Uitspraak
GERECHTSHOF ARNHEM-LEEUWARDEN
verzoeker in hoger beroep,
Gerechtshof Arnhem-Leeuwarden
In deze zaak heeft het Gerechtshof Arnhem-Leeuwarden op 30 juli 2019 uitspraak gedaan in hoger beroep over de kinderalimentatie voor de minderjarige [de minderjarige1], geboren in 2009. De man, verzoeker in hoger beroep, heeft grieven ingediend tegen de beschikking van de rechtbank Midden-Nederland van 12 september 2018, waarin zijn bijdrage in de kosten van verzorging en opvoeding van [de minderjarige1] was vastgesteld op € 106,59 per maand. De vrouw, verweerster in hoger beroep, heeft verzocht om de man niet-ontvankelijk te verklaren in zijn beroep, dan wel de verzoeken af te wijzen.
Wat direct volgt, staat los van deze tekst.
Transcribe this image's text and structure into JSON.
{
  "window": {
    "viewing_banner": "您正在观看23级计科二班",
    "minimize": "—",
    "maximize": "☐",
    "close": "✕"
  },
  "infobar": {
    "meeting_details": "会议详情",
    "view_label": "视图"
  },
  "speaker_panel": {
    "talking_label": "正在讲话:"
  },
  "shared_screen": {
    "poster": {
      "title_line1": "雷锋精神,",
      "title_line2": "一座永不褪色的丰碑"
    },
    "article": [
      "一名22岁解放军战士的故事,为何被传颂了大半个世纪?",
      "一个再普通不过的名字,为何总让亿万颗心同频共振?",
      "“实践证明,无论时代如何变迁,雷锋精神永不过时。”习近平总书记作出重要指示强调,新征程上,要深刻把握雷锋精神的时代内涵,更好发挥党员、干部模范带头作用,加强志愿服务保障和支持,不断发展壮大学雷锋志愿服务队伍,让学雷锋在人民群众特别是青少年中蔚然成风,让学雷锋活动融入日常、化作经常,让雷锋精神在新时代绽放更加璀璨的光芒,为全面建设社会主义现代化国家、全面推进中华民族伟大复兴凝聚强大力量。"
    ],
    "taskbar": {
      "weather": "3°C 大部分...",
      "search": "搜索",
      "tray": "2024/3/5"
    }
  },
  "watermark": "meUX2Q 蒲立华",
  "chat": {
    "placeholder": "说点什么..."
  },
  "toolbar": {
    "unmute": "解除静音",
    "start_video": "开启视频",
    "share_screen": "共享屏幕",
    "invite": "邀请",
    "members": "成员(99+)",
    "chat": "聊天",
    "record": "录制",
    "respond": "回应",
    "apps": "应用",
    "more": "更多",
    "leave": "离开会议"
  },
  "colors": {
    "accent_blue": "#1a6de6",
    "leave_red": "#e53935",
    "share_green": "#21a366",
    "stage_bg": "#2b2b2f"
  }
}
Het hof heeft vastgesteld dat de man onderhoudsplichtig is voor [de minderjarige1], maar ook voor de andere kinderen van de vrouw, [de minderjarige2] en [de minderjarige3]. Bij de bepaling van de behoefte van [de minderjarige1] is rekening gehouden met de inkomens van beide ouders. Het hof heeft geoordeeld dat de man, die in 2018 een uitzendovereenkomst had, zijn inkomen moest delen over de drie kinderen. De behoefte van [de minderjarige1] is vastgesteld op € 137,-- per maand, terwijl de draagkracht van de man op € 65,-- per maand is vastgesteld. De vrouw heeft een draagkracht van € 50,-- per maand.
De slotsom van het hof is dat de man vanaf 20 februari 2018 een bijdrage van € 65,-- per maand moet betalen voor de kosten van verzorging en opvoeding van [de minderjarige1]. Het hof heeft de eerdere beschikking van de rechtbank vernietigd en de nieuwe bijdrage vastgesteld, met de bepaling dat de vrouw geen terugbetalingsverplichting heeft voor eventuele te veel ontvangen bedragen tot nu toe. De beschikking is uitvoerbaar bij voorraad verklaard.